Malik seems to be among the few who saw it coming. He began working in the then-obscure field of “audio forensics” back in 2010, when Alexa and Google Home were still in the thought experiment stage. The problem, as he defines it, is that big tech companies spent a ton of energy building products that could both understand your voice and emulate human speech. But their eye was on creating a super cool user experience, not on the scary things people could do with the tech.
As a result, many of our technologies that use voice are now vulnerable to attacks. Threats like “replay attacks,” where you use a recording of someone’s voice to fool a piece of technology into thinking they’re actually there, are simple but still effective. (You can try that out yourself using your own phone and Alexa.) Now, though, Malik said an even more sinister threat comes from “cloned” audio. Using just a few seconds of your real voice and off-the-shelf software, a computer can create a realistic simulation of you that will literally say anything.
The implications for the latter are particularly troubling, and not just when it comes to hacked bank accounts or smart speakers. In the political sphere, there’s a whole emerging world of bogus multimedia known as “deep fakes.” This is where a computer generates video or audio that’s close to indistinguishable from real video or audio. Imagine footage of a political leader giving a fake speech. Or, Malik said, a fake phone call from a military commander giving an order to initiate a coup. Some additional technologies that we’re already adopting — like digitally generated newscasters — make it even easier to pull off a deep fake.
Malik anticipated potential abuses like this years ago, and soon after, began researching possible defenses. The first step was seeing if there was, in fact, a reliable way to sort out real from fake audio. “Our initial hypothesis was that audio generated through computers, even though it was perceptually identical to human voice-based audio, would look different on the ‘microscopic’ level.” That turned out to be the case: When he subjected real and fake audio to spectral analysis, he found some easily detectable markers. The method he’s developed has near 100 percent accuracy.

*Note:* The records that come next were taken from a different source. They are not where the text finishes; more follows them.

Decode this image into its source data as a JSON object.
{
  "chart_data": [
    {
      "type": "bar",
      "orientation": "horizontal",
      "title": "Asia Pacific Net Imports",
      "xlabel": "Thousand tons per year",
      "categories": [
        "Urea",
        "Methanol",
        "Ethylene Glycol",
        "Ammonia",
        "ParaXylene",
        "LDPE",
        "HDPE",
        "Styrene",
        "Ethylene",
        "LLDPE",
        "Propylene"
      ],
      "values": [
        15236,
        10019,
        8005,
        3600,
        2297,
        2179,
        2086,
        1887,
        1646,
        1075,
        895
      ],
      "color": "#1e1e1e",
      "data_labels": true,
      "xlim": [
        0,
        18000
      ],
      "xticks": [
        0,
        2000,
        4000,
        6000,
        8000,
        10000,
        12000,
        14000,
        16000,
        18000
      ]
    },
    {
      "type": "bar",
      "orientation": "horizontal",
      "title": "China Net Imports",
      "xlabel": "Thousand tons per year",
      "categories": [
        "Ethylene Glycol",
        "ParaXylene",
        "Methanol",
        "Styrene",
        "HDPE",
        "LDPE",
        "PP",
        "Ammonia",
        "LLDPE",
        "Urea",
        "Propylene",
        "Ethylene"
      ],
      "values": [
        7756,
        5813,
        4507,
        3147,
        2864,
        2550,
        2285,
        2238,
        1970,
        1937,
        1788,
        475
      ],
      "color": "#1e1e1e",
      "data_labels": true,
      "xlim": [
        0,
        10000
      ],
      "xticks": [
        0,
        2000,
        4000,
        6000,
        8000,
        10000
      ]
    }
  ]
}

But Malik said that’s still only a partial solution.
“In the case of political disinformation, for example, let’s suppose somebody creates audio of a political figure. It will spread almost instantly on social media. By the time law enforcement or the media or the campaign team responds, it’s already out everywhere. In some ways, the damage is already done,” he said. “Though it didn’t involve cloned audio, we saw this recently in India, where people actually died because of disinformation spreading like wildfire over platforms like WhatsApp.”

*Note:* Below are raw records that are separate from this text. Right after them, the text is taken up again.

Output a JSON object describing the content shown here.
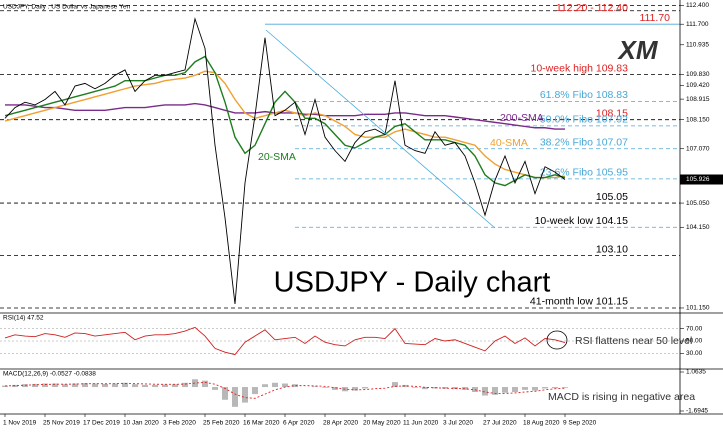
{
  "chart_data": [
    {
      "type": "line",
      "subtitle": "USDJPY, Daily : US Dollar vs Japanese Yen",
      "title": "USDJPY - Daily chart",
      "logo": "XM",
      "categories": [
        "1 Nov 2019",
        null,
        null,
        null,
        "25 Nov 2019",
        null,
        null,
        null,
        "17 Dec 2019",
        null,
        null,
        null,
        "10 Jan 2020",
        null,
        null,
        null,
        "3 Feb 2020",
        null,
        null,
        null,
        "25 Feb 2020",
        null,
        null,
        null,
        "16 Mar 2020",
        null,
        null,
        null,
        "6 Apr 2020",
        null,
        null,
        null,
        "28 Apr 2020",
        null,
        null,
        null,
        "20 May 2020",
        null,
        null,
        null,
        "11 Jun 2020",
        null,
        null,
        null,
        "3 Jul 2020",
        null,
        null,
        null,
        "27 Jul 2020",
        null,
        null,
        null,
        "18 Aug 2020",
        null,
        null,
        null,
        "9 Sep 2020"
      ],
      "series": [
        {
          "color": "#000000",
          "values": [
            108.2,
            108.6,
            108.8,
            108.7,
            108.9,
            109.2,
            108.7,
            109.4,
            109.5,
            109.3,
            109.5,
            109.8,
            110.0,
            109.2,
            109.6,
            109.8,
            109.8,
            109.9,
            110.0,
            111.9,
            110.8,
            107.2,
            104.5,
            101.3,
            105.8,
            108.3,
            111.2,
            108.3,
            108.5,
            108.8,
            107.6,
            108.9,
            107.5,
            107.0,
            106.6,
            107.3,
            107.7,
            107.8,
            107.6,
            109.6,
            107.2,
            107.0,
            106.9,
            107.7,
            107.2,
            107.3,
            106.8,
            105.8,
            104.6,
            105.9,
            106.8,
            105.8,
            106.6,
            105.4,
            106.4,
            106.2,
            105.926
          ]
        },
        {
          "name": "20-SMA",
          "color": "#1e7d1e",
          "values": [
            108.3,
            108.4,
            108.5,
            108.6,
            108.7,
            108.8,
            108.9,
            109.0,
            109.1,
            109.2,
            109.3,
            109.4,
            109.6,
            109.6,
            109.6,
            109.7,
            109.8,
            109.8,
            109.9,
            110.3,
            110.5,
            109.9,
            108.8,
            107.5,
            106.9,
            107.2,
            108.0,
            108.8,
            109.2,
            108.8,
            108.2,
            108.2,
            108.0,
            107.6,
            107.2,
            107.1,
            107.3,
            107.5,
            107.6,
            107.9,
            108.0,
            107.7,
            107.4,
            107.4,
            107.4,
            107.3,
            107.2,
            106.8,
            106.1,
            105.8,
            105.7,
            105.9,
            106.1,
            106.0,
            106.0,
            106.1,
            106.0
          ]
        },
        {
          "name": "40-SMA",
          "color": "#f0a030",
          "values": [
            108.1,
            108.2,
            108.3,
            108.4,
            108.5,
            108.6,
            108.7,
            108.8,
            108.9,
            109.0,
            109.1,
            109.2,
            109.3,
            109.4,
            109.45,
            109.5,
            109.6,
            109.65,
            109.7,
            109.8,
            109.95,
            109.9,
            109.5,
            108.9,
            108.4,
            108.2,
            108.3,
            108.4,
            108.5,
            108.4,
            108.3,
            108.4,
            108.3,
            108.1,
            107.9,
            107.6,
            107.5,
            107.5,
            107.5,
            107.7,
            107.8,
            107.7,
            107.6,
            107.5,
            107.5,
            107.4,
            107.3,
            107.2,
            106.8,
            106.5,
            106.3,
            106.2,
            106.1,
            106.0,
            106.0,
            106.0,
            106.05
          ]
        },
        {
          "name": "200-SMA",
          "color": "#7b2b8b",
          "values": [
            108.7,
            108.7,
            108.7,
            108.65,
            108.6,
            108.6,
            108.55,
            108.5,
            108.5,
            108.5,
            108.5,
            108.55,
            108.6,
            108.6,
            108.6,
            108.65,
            108.7,
            108.7,
            108.7,
            108.75,
            108.7,
            108.6,
            108.5,
            108.4,
            108.4,
            108.4,
            108.45,
            108.4,
            108.4,
            108.4,
            108.35,
            108.35,
            108.3,
            108.3,
            108.3,
            108.3,
            108.35,
            108.35,
            108.35,
            108.4,
            108.4,
            108.35,
            108.3,
            108.3,
            108.3,
            108.25,
            108.2,
            108.15,
            108.1,
            108.05,
            108.0,
            107.95,
            107.9,
            107.85,
            107.85,
            107.8,
            107.8
          ]
        }
      ],
      "ylim": [
        101.0,
        112.6
      ],
      "yticks": [
        {
          "value": 112.4,
          "label": "112.400"
        },
        {
          "value": 111.7,
          "label": "111.700"
        },
        {
          "value": 110.935,
          "label": "110.935"
        },
        {
          "value": 109.83,
          "label": "109.830"
        },
        {
          "value": 109.42,
          "label": "109.420"
        },
        {
          "value": 108.915,
          "label": "108.915"
        },
        {
          "value": 108.15,
          "label": "108.150"
        },
        {
          "value": 107.07,
          "label": "107.070"
        },
        {
          "value": 105.05,
          "label": "105.050"
        },
        {
          "value": 104.15,
          "label": "104.150"
        },
        {
          "value": 101.15,
          "label": "101.150"
        }
      ],
      "last_price": {
        "value": 105.926,
        "label": "105.926"
      },
      "levels": [
        {
          "label": "112.20 - 112.40",
          "values": [
            112.2,
            112.4
          ],
          "color": "#e02020",
          "line_color": "#000000",
          "line": "dashed"
        },
        {
          "label": "111.70",
          "value": 111.7,
          "color": "#e02020",
          "line_color": "#4aa8d8",
          "line": "solid"
        },
        {
          "label": "10-week high 109.83",
          "value": 109.83,
          "color": "#e02020",
          "line_color": "#000000",
          "line": "dashed"
        },
        {
          "label": "61.8% Fibo 108.83",
          "value": 108.83,
          "color": "#4aa8d8",
          "line_color": "#4aa8d8",
          "line": "fib"
        },
        {
          "label": "108.15",
          "value": 108.15,
          "color": "#e02020",
          "line_color": "#000000",
          "line": "dashed"
        },
        {
          "label": "50.0% Fibo 107.92",
          "value": 107.92,
          "color": "#4aa8d8",
          "line_color": "#4aa8d8",
          "line": "fib"
        },
        {
          "label": "38.2% Fibo 107.07",
          "value": 107.07,
          "color": "#4aa8d8",
          "line_color": "#4aa8d8",
          "line": "fib"
        },
        {
          "label": "23.6% Fibo 105.95",
          "value": 105.95,
          "color": "#4aa8d8",
          "line_color": "#4aa8d8",
          "line": "fib"
        },
        {
          "label": "105.05",
          "value": 105.05,
          "color": "#000000",
          "line_color": "#000000",
          "line": "dashed"
        },
        {
          "label": "10-week low 104.15",
          "value": 104.15,
          "color": "#000000",
          "line_color": "#4aa8d8",
          "line": "fib"
        },
        {
          "label": "103.10",
          "value": 103.1,
          "color": "#000000",
          "line_color": "#000000",
          "line": "dashed"
        },
        {
          "label": "41-month low 101.15",
          "value": 101.15,
          "color": "#000000",
          "line_color": "#000000",
          "line": "dashed"
        }
      ]
    },
    {
      "type": "line",
      "title": "RSI(14) 47.52",
      "annotation": "RSI flattens near 50 level",
      "series": [
        {
          "color": "#d02020",
          "values": [
            55,
            60,
            58,
            57,
            62,
            60,
            56,
            63,
            62,
            58,
            60,
            62,
            64,
            52,
            58,
            60,
            60,
            62,
            66,
            72,
            58,
            38,
            32,
            28,
            48,
            58,
            68,
            52,
            54,
            56,
            46,
            58,
            48,
            44,
            42,
            52,
            56,
            56,
            54,
            70,
            46,
            45,
            44,
            54,
            50,
            52,
            46,
            40,
            34,
            50,
            58,
            46,
            55,
            42,
            54,
            52,
            47.52
          ]
        }
      ],
      "ylim": [
        8,
        92
      ],
      "yticks": [
        {
          "value": 70,
          "label": "70.00"
        },
        {
          "value": 50,
          "label": "50.00"
        },
        {
          "value": 30,
          "label": "30.00"
        }
      ]
    },
    {
      "type": "bar",
      "title": "MACD(12,26,9) -0.0527 -0.0838",
      "annotation": "MACD is rising in negative area",
      "series": [
        {
          "type": "bar",
          "color": "#b8b8b8",
          "values": [
            0.1,
            0.15,
            0.2,
            0.22,
            0.25,
            0.25,
            0.2,
            0.25,
            0.28,
            0.25,
            0.22,
            0.25,
            0.3,
            0.2,
            0.15,
            0.15,
            0.18,
            0.2,
            0.3,
            0.55,
            0.45,
            -0.2,
            -0.9,
            -1.4,
            -1.1,
            -0.5,
            0.2,
            0.3,
            0.25,
            0.2,
            0.0,
            0.05,
            -0.05,
            -0.2,
            -0.3,
            -0.25,
            -0.1,
            0.0,
            0.0,
            0.35,
            0.15,
            -0.05,
            -0.15,
            -0.1,
            -0.12,
            -0.15,
            -0.2,
            -0.35,
            -0.6,
            -0.55,
            -0.4,
            -0.35,
            -0.2,
            -0.25,
            -0.1,
            -0.08,
            -0.0527
          ]
        },
        {
          "type": "line",
          "color": "#e02020",
          "values": [
            0.08,
            0.1,
            0.13,
            0.16,
            0.18,
            0.2,
            0.2,
            0.21,
            0.23,
            0.24,
            0.23,
            0.24,
            0.25,
            0.24,
            0.22,
            0.2,
            0.19,
            0.19,
            0.21,
            0.28,
            0.33,
            0.2,
            -0.1,
            -0.5,
            -0.75,
            -0.8,
            -0.5,
            -0.2,
            0.0,
            0.1,
            0.1,
            0.08,
            0.05,
            -0.05,
            -0.15,
            -0.2,
            -0.18,
            -0.12,
            -0.08,
            0.05,
            0.08,
            0.05,
            -0.02,
            -0.05,
            -0.08,
            -0.1,
            -0.12,
            -0.2,
            -0.35,
            -0.45,
            -0.45,
            -0.42,
            -0.35,
            -0.3,
            -0.2,
            -0.12,
            -0.0838
          ]
        }
      ],
      "ylim": [
        -1.6945,
        1.0635
      ],
      "yticks": [
        1.0635,
        -1.6945
      ]
    }
  ]
}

Because of this, Malik said a robust defense must not only be able to detect fake multimedia — it also needs to do it nearly in real time. That’s where Malik is turning his attention now. The latest suite of tools he’s developing would process an audio signal, identify tell-tale signs of computer fakery and then render an “authenticity score.” His methods even have implications for spotting fake video, as the audio of a speaker alone could be used to give away the media as computer-generated.
A tool like that could be deployed in any number of ways, Malik said. Newsrooms could use it to digitally “fact check” leaked audio from an anonymous source. Social media platforms could integrate these detection tools directly into their architecture — automatically processing multimedia and alerting users of suspicious content. And Alexa or Google Home could judge whether it’s really you who’s ordering that new gadget — or just a computer that sounds like you.
Malik said even then, we are still in for a wild ride.
“As with most security issues, it’s a game of back and forth,” he said. “An attacker develops a strategy, you defend it. Then, the attacker figures out your defense strategy, so you have to update your defense. But I think we are very close to a place where seeing is no longer believing. I already feel that way, personally. I don’t assume something is authentic unless I can verify it from multiple sources. It’s scary, but it’s the world we’re living in.”